As “an ode to the women of country music she grew up singing along to in her bedroom” it hits the nail on the head with each listen. Soaring fiddle, steady acoustic guitar rhythm, lonesome steel guitar and plucky banjo lines. Sepia tinged and sweat stained bliss. Red dirt caked on boots and the smell of a cardboard vinyl sleeve that has been sitting in a record collection on a shelf for 40 years. All of these visceral experiences seem to be unearthed in experiencing her songs here and I can’t help but listen again and again.
We caught up with Jobi to give us a bit more of a look into the three songs on this EP, what they mean to her, where they came from. The story behind the story. Check it out below and go grab this EP today!
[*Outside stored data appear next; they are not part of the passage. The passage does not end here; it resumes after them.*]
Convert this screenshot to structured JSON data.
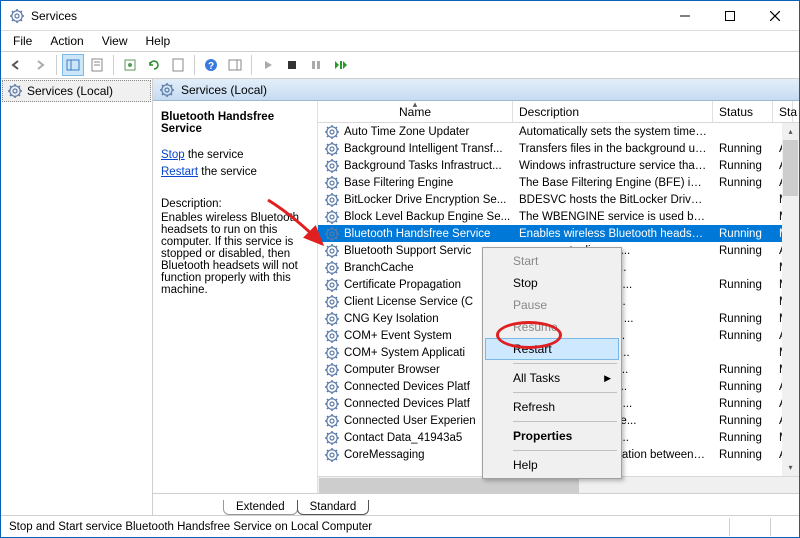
{
  "window": {
    "title": "Services"
  },
  "menu": {
    "file": "File",
    "action": "Action",
    "view": "View",
    "help": "Help"
  },
  "tree": {
    "root": "Services (Local)"
  },
  "header": {
    "label": "Services (Local)"
  },
  "detail": {
    "title": "Bluetooth Handsfree Service",
    "stop": "Stop",
    "stop_suffix": " the service",
    "restart": "Restart",
    "restart_suffix": " the service",
    "desc_label": "Description:",
    "desc_text": "Enables wireless Bluetooth headsets to run on this computer. If this service is stopped or disabled, then Bluetooth headsets will not function properly with this machine."
  },
  "columns": {
    "name": "Name",
    "desc": "Description",
    "status": "Status",
    "startup": "Sta"
  },
  "rows": [
    {
      "name": "Auto Time Zone Updater",
      "desc": "Automatically sets the system time zone.",
      "status": "",
      "startup": ""
    },
    {
      "name": "Background Intelligent Transf...",
      "desc": "Transfers files in the background using i...",
      "status": "Running",
      "startup": "Au"
    },
    {
      "name": "Background Tasks Infrastruct...",
      "desc": "Windows infrastructure service that con...",
      "status": "Running",
      "startup": "Au"
    },
    {
      "name": "Base Filtering Engine",
      "desc": "The Base Filtering Engine (BFE) is a servi...",
      "status": "Running",
      "startup": "Au"
    },
    {
      "name": "BitLocker Drive Encryption Se...",
      "desc": "BDESVC hosts the BitLocker Drive Encry...",
      "status": "",
      "startup": "Ma"
    },
    {
      "name": "Block Level Backup Engine Se...",
      "desc": "The WBENGINE service is used by Wind...",
      "status": "",
      "startup": "Ma"
    },
    {
      "name": "Bluetooth Handsfree Service",
      "desc": "Enables wireless Bluetooth headsets to r...",
      "status": "Running",
      "startup": "Ma",
      "selected": true
    },
    {
      "name": "Bluetooth Support Servic",
      "desc": "ce supports discove...",
      "status": "Running",
      "startup": "Au"
    },
    {
      "name": "BranchCache",
      "desc": "network content fro...",
      "status": "",
      "startup": "Ma"
    },
    {
      "name": "Certificate Propagation",
      "desc": "ates and root certific...",
      "status": "Running",
      "startup": "Ma"
    },
    {
      "name": "Client License Service (C",
      "desc": "ure support for the ...",
      "status": "",
      "startup": "Ma"
    },
    {
      "name": "CNG Key Isolation",
      "desc": "on service is hosted ...",
      "status": "Running",
      "startup": "Ma"
    },
    {
      "name": "COM+ Event System",
      "desc": "ent Notification Ser...",
      "status": "Running",
      "startup": "Au"
    },
    {
      "name": "COM+ System Applicati",
      "desc": "guration and trackin...",
      "status": "",
      "startup": "Ma"
    },
    {
      "name": "Computer Browser",
      "desc": "ed list of computers...",
      "status": "Running",
      "startup": "Ma"
    },
    {
      "name": "Connected Devices Platf",
      "desc": "for Connected Devi...",
      "status": "Running",
      "startup": "Au"
    },
    {
      "name": "Connected Devices Platf",
      "desc": "used for Connected ...",
      "status": "Running",
      "startup": "Au"
    },
    {
      "name": "Connected User Experien",
      "desc": "r Experiences and Te...",
      "status": "Running",
      "startup": "Au"
    },
    {
      "name": "Contact Data_41943a5",
      "desc": "a for fast contact se...",
      "status": "Running",
      "startup": "Ma"
    },
    {
      "name": "CoreMessaging",
      "desc": "Manages communication between syst...",
      "status": "Running",
      "startup": "Au"
    }
  ],
  "tabs": {
    "extended": "Extended",
    "standard": "Standard"
  },
  "statusbar": {
    "text": "Stop and Start service Bluetooth Handsfree Service on Local Computer"
  },
  "ctx": {
    "start": "Start",
    "stop": "Stop",
    "pause": "Pause",
    "resume": "Resume",
    "restart": "Restart",
    "alltasks": "All Tasks",
    "refresh": "Refresh",
    "properties": "Properties",
    "help": "Help"
  }
}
Working Girl Blues – “When I became interested in bluegrass and the bluegrass community as a teenager I was very aware I fit a different mold apart from just being a “picker.” For one thing, shredding/flashy picking never really interested me, though I did my best to hang with the people (often older dudes) I was jamming with in Denver. I felt caught between two worlds, I felt a part of the bluegrass community, but my strength was always my songwriting, singing, and rhythm guitar playing. When I found out about female songwriters, specifically Hazel Dickens, who held their own as solid rhythm guitar players and wrote bad-ass classic songs, it gave me a new sense of confidence of my place in the community. My sophomore year of college I became really obsessed with Hazel Dickens and Alice Gerrard, and “Working Girl Blues” became kind of an anthem for me. I loved the edge in their voices, the defiance of the lyrics, the yodel harmonies. Inspired by Hazel and Alice, I found myself playing and writing in this bluegrass meets classic country sound I heard in “Working Girl Blues” and this became the frame work for my EP.”
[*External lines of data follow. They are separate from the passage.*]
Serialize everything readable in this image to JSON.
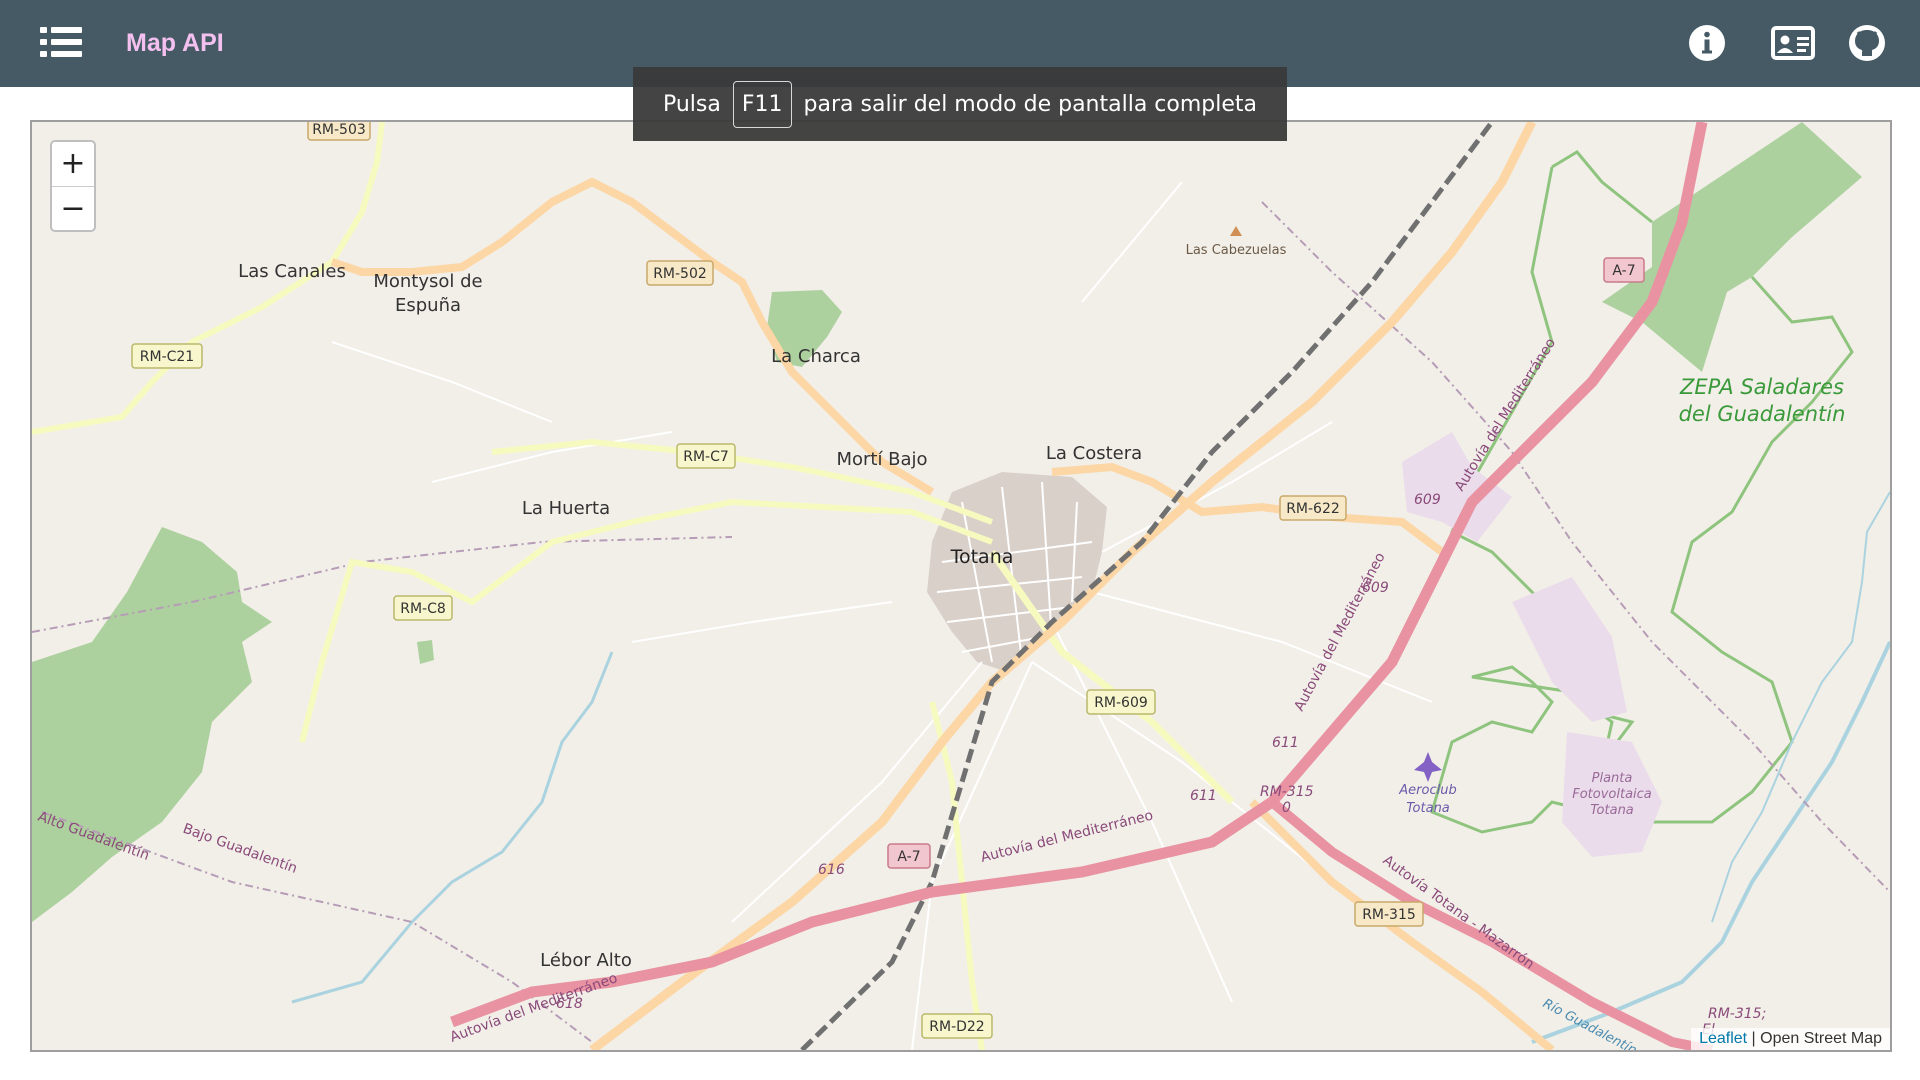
{
  "app": {
    "title": "Map API"
  },
  "header": {
    "menu_icon": "list-menu-icon",
    "info_icon": "info-circle-icon",
    "contact_icon": "contact-card-icon",
    "github_icon": "github-icon"
  },
  "fullscreen_notice": {
    "before": "Pulsa",
    "key": "F11",
    "after": "para salir del modo de pantalla completa"
  },
  "map": {
    "zoom_in": "+",
    "zoom_out": "−",
    "attribution": {
      "leaflet": "Leaflet",
      "separator": " | ",
      "osm": "Open Street Map"
    },
    "places": {
      "totana": "Totana",
      "las_canales": "Las Canales",
      "montysol_1": "Montysol de",
      "montysol_2": "Espuña",
      "la_charca": "La Charca",
      "morti_bajo": "Mortí Bajo",
      "la_costera": "La Costera",
      "la_huerta": "La Huerta",
      "lebor_alto": "Lébor Alto",
      "las_cabezuelas": "Las Cabezuelas",
      "zepa_1": "ZEPA Saladares",
      "zepa_2": "del Guadalentín",
      "aeroclub_1": "Aeroclub",
      "aeroclub_2": "Totana",
      "planta_1": "Planta",
      "planta_2": "Fotovoltaica",
      "planta_3": "Totana",
      "alto_guadalentin": "Alto Guadalentín",
      "bajo_guadalentin": "Bajo Guadalentín",
      "rio_guadalentin": "Río Guadalentín"
    },
    "road_shields": {
      "rm503": "RM-503",
      "rm502": "RM-502",
      "rmc21": "RM-C21",
      "rmc7": "RM-C7",
      "rmc8": "RM-C8",
      "a7_top": "A-7",
      "a7_bottom": "A-7",
      "rm622": "RM-622",
      "rm609": "RM-609",
      "rm315": "RM-315",
      "rmd22": "RM-D22"
    },
    "road_labels": {
      "autovia_1": "Autovía del Mediterráneo",
      "autovia_2": "Autovía del Mediterráneo",
      "autovia_3": "Autovía del Mediterráneo",
      "autovia_4": "Autovía del Mediterráneo",
      "autovia_mazarron": "Autovía Totana - Mazarrón",
      "km609a": "609",
      "km609b": "609",
      "km611a": "611",
      "km611b": "611",
      "km616": "616",
      "km618": "618",
      "rm315_label": "RM-315",
      "rm315_zero": "0",
      "rm315_el_1": "RM-315;",
      "rm315_el_2": "El"
    }
  },
  "colors": {
    "topbar": "#455a64",
    "title": "#f3c0ef",
    "map_background": "#f2efe9",
    "motorway": "#e892a2",
    "primary_road": "#fcd6a4",
    "secondary_road": "#f7fabf",
    "forest": "#add19e",
    "water": "#aad3df"
  }
}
Hangin’ The Moon – “As a little girl I was obsessed with country music. Devastating heartbreak songs were my first musical love. I spent hours in my room learning to sing from Patsy Cline and LeAnn Rimes records and was determined to write a heartbreak song of my own. However, I was seven years old so all of the songs I wrote were pretty bad. This first spark that drove me to write songs in the first place never really left my songwriter’s subconscious, though I began to write and play in different genres. Even in the midst of moving towards bluegrass and away from country as a teenager, the sad slow waltz’s were always my favorite songs to lead and hear preformed, as they brought a sensitivity to this often hyper-masculine music. “Hangin’ The Moon” came from a personal experience I dealt with my freshman year of college, but also was a song I had been trying to write for years. I’m pretty obsessed with vulnerability in songwriting, and when I wrote “Hangin’ The Moon” I felt I was finally able to write this type of song I had always loved, in an honest and truthful way through experience.”
Strawberry Wine – ““Strawberry Wine” is a song that came totally unexpected and all at once. I was playing around with some Western swing chord shapes shown to me by a friend a few months before and the song just started to write itself. I had a rehearsal with my band the night I wrote it and I remember being determined to have it finished by the time they showed up at my house. Because of that I think it was the first song I wrote very much with the band instrumentation in mind, specifically the fiddle, and trying to give it an old Western swing kind of vibe. Somehow, I had no idea about the Deana Carter song by the same name, and brought it to a songwriting class where a professor broke the news that a song with this title had been a chart topping country hit in the 90’s. Despite this, I kept the title and made it the title track for my EP because I felt it best encompassed all of my influences for the EP, namely the iconic women of classic country and bluegrass music I idolized. It also happens to be the catchiest song.”